ATEST Ochrona Pracy

20 kwietnia 2024 r.

[Najnowszy numer] [Prenumerata] [Spis treści]     

 

ATEST 2/2024

Ładowanie akumulatora w mieszkaniu

Pan S.F. pisze: Czy ładowanie akumulatora samochodowego w mieszkaniu na podłodze w obecności kręcącego się wokół dwuletniego dziecka jest bezpieczne i jakie są ewentualne zagrożenia? Dziadek mojego syna nie widzi w tym niebezpieczeństwa i marginalizuje problem. Proszę o obiektywną opinię, jak jest w rzeczywistości.

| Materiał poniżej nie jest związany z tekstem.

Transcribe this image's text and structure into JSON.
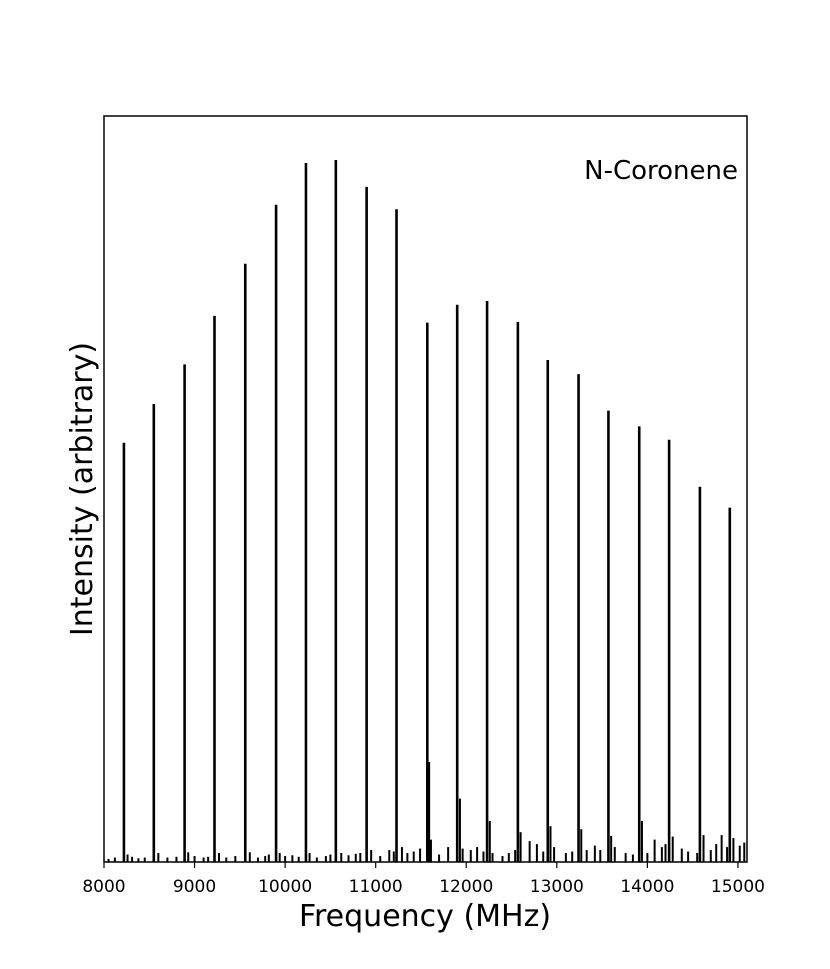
{
  "chart_data": {
    "type": "bar",
    "title": "",
    "xlabel": "Frequency (MHz)",
    "ylabel": "Intensity (arbitrary)",
    "annotation": "N-Coronene",
    "xlim": [
      8000,
      15100
    ],
    "ylim": [
      0,
      1.0
    ],
    "x_ticks": [
      8000,
      9000,
      10000,
      11000,
      12000,
      13000,
      14000,
      15000
    ],
    "y_ticks_shown": false,
    "grid": false,
    "legend": "none",
    "line_color": "#000000",
    "series": [
      {
        "points": [
          {
            "x": 8220,
            "y": 0.562
          },
          {
            "x": 8550,
            "y": 0.614
          },
          {
            "x": 8890,
            "y": 0.667
          },
          {
            "x": 9220,
            "y": 0.732
          },
          {
            "x": 9560,
            "y": 0.802
          },
          {
            "x": 9900,
            "y": 0.881
          },
          {
            "x": 10230,
            "y": 0.937
          },
          {
            "x": 10560,
            "y": 0.941
          },
          {
            "x": 10900,
            "y": 0.905
          },
          {
            "x": 11230,
            "y": 0.875
          },
          {
            "x": 11570,
            "y": 0.723
          },
          {
            "x": 11900,
            "y": 0.747
          },
          {
            "x": 12230,
            "y": 0.752
          },
          {
            "x": 12570,
            "y": 0.724
          },
          {
            "x": 12900,
            "y": 0.673
          },
          {
            "x": 13240,
            "y": 0.654
          },
          {
            "x": 13570,
            "y": 0.605
          },
          {
            "x": 13910,
            "y": 0.584
          },
          {
            "x": 14240,
            "y": 0.566
          },
          {
            "x": 14580,
            "y": 0.503
          },
          {
            "x": 14910,
            "y": 0.475
          }
        ]
      },
      {
        "points": [
          {
            "x": 8050,
            "y": 0.004
          },
          {
            "x": 8120,
            "y": 0.006
          },
          {
            "x": 8260,
            "y": 0.01
          },
          {
            "x": 8310,
            "y": 0.007
          },
          {
            "x": 8380,
            "y": 0.005
          },
          {
            "x": 8450,
            "y": 0.006
          },
          {
            "x": 8600,
            "y": 0.012
          },
          {
            "x": 8700,
            "y": 0.006
          },
          {
            "x": 8800,
            "y": 0.007
          },
          {
            "x": 8930,
            "y": 0.013
          },
          {
            "x": 9000,
            "y": 0.008
          },
          {
            "x": 9100,
            "y": 0.006
          },
          {
            "x": 9150,
            "y": 0.007
          },
          {
            "x": 9270,
            "y": 0.012
          },
          {
            "x": 9350,
            "y": 0.006
          },
          {
            "x": 9450,
            "y": 0.008
          },
          {
            "x": 9610,
            "y": 0.013
          },
          {
            "x": 9700,
            "y": 0.006
          },
          {
            "x": 9780,
            "y": 0.008
          },
          {
            "x": 9820,
            "y": 0.01
          },
          {
            "x": 9940,
            "y": 0.012
          },
          {
            "x": 10000,
            "y": 0.008
          },
          {
            "x": 10080,
            "y": 0.009
          },
          {
            "x": 10150,
            "y": 0.007
          },
          {
            "x": 10270,
            "y": 0.012
          },
          {
            "x": 10350,
            "y": 0.006
          },
          {
            "x": 10450,
            "y": 0.008
          },
          {
            "x": 10500,
            "y": 0.01
          },
          {
            "x": 10620,
            "y": 0.012
          },
          {
            "x": 10700,
            "y": 0.009
          },
          {
            "x": 10780,
            "y": 0.011
          },
          {
            "x": 10830,
            "y": 0.012
          },
          {
            "x": 10950,
            "y": 0.016
          },
          {
            "x": 11050,
            "y": 0.008
          },
          {
            "x": 11150,
            "y": 0.016
          },
          {
            "x": 11200,
            "y": 0.014
          },
          {
            "x": 11290,
            "y": 0.02
          },
          {
            "x": 11350,
            "y": 0.012
          },
          {
            "x": 11420,
            "y": 0.014
          },
          {
            "x": 11490,
            "y": 0.018
          },
          {
            "x": 11590,
            "y": 0.134
          },
          {
            "x": 11610,
            "y": 0.03
          },
          {
            "x": 11700,
            "y": 0.01
          },
          {
            "x": 11800,
            "y": 0.02
          },
          {
            "x": 11930,
            "y": 0.085
          },
          {
            "x": 11960,
            "y": 0.018
          },
          {
            "x": 12050,
            "y": 0.016
          },
          {
            "x": 12120,
            "y": 0.02
          },
          {
            "x": 12190,
            "y": 0.014
          },
          {
            "x": 12260,
            "y": 0.055
          },
          {
            "x": 12290,
            "y": 0.012
          },
          {
            "x": 12400,
            "y": 0.008
          },
          {
            "x": 12470,
            "y": 0.012
          },
          {
            "x": 12540,
            "y": 0.016
          },
          {
            "x": 12600,
            "y": 0.04
          },
          {
            "x": 12700,
            "y": 0.028
          },
          {
            "x": 12780,
            "y": 0.024
          },
          {
            "x": 12850,
            "y": 0.014
          },
          {
            "x": 12930,
            "y": 0.048
          },
          {
            "x": 12970,
            "y": 0.02
          },
          {
            "x": 13100,
            "y": 0.012
          },
          {
            "x": 13170,
            "y": 0.014
          },
          {
            "x": 13270,
            "y": 0.044
          },
          {
            "x": 13330,
            "y": 0.016
          },
          {
            "x": 13420,
            "y": 0.022
          },
          {
            "x": 13480,
            "y": 0.016
          },
          {
            "x": 13600,
            "y": 0.035
          },
          {
            "x": 13640,
            "y": 0.02
          },
          {
            "x": 13760,
            "y": 0.012
          },
          {
            "x": 13840,
            "y": 0.01
          },
          {
            "x": 13940,
            "y": 0.055
          },
          {
            "x": 14000,
            "y": 0.012
          },
          {
            "x": 14080,
            "y": 0.03
          },
          {
            "x": 14160,
            "y": 0.02
          },
          {
            "x": 14200,
            "y": 0.024
          },
          {
            "x": 14280,
            "y": 0.034
          },
          {
            "x": 14380,
            "y": 0.018
          },
          {
            "x": 14450,
            "y": 0.014
          },
          {
            "x": 14550,
            "y": 0.012
          },
          {
            "x": 14620,
            "y": 0.036
          },
          {
            "x": 14700,
            "y": 0.016
          },
          {
            "x": 14760,
            "y": 0.024
          },
          {
            "x": 14820,
            "y": 0.036
          },
          {
            "x": 14880,
            "y": 0.02
          },
          {
            "x": 14950,
            "y": 0.032
          },
          {
            "x": 15020,
            "y": 0.022
          },
          {
            "x": 15070,
            "y": 0.026
          }
        ]
      }
    ]
  }
}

Problem ładowania akumulatorów samochodowych jest powszechny, szczególnie w porze zimowej. Wielu posiadaczy samochodów przynosi akumulatory do domu i podłącza do prostownika. Należy zastanowić się, czy ładowanie akumulatora w domu jest bezpieczne, bez względu na obecność małych dzieci.

Jak powszechnie wiadomo, akumulator samochodowy zawiera płyty ołowiane czyste i pokryte tlenkiem ołowiu i roztwór kwasu siarkowego (VI) o stężeniu ok. 37%. Płyty ołowiane nie stanowią dużego zagrożenia, chyba że w przypadku demontażu akumulatora. W związku z tym przeciętny kierowca może mieć do czynienia z niebezpiecznym czynnikiem chemicznym, jakim jest kwas siarkowy. Oczywiście nie powinno być do niego dostępu, ale nigdy nie możemy być pewni, czy nie ma jakiejś nieszczelności. Przechylenie akumulatora może spowodować, że przez korki zamykające cele nastąpi wyciek elektrolitu.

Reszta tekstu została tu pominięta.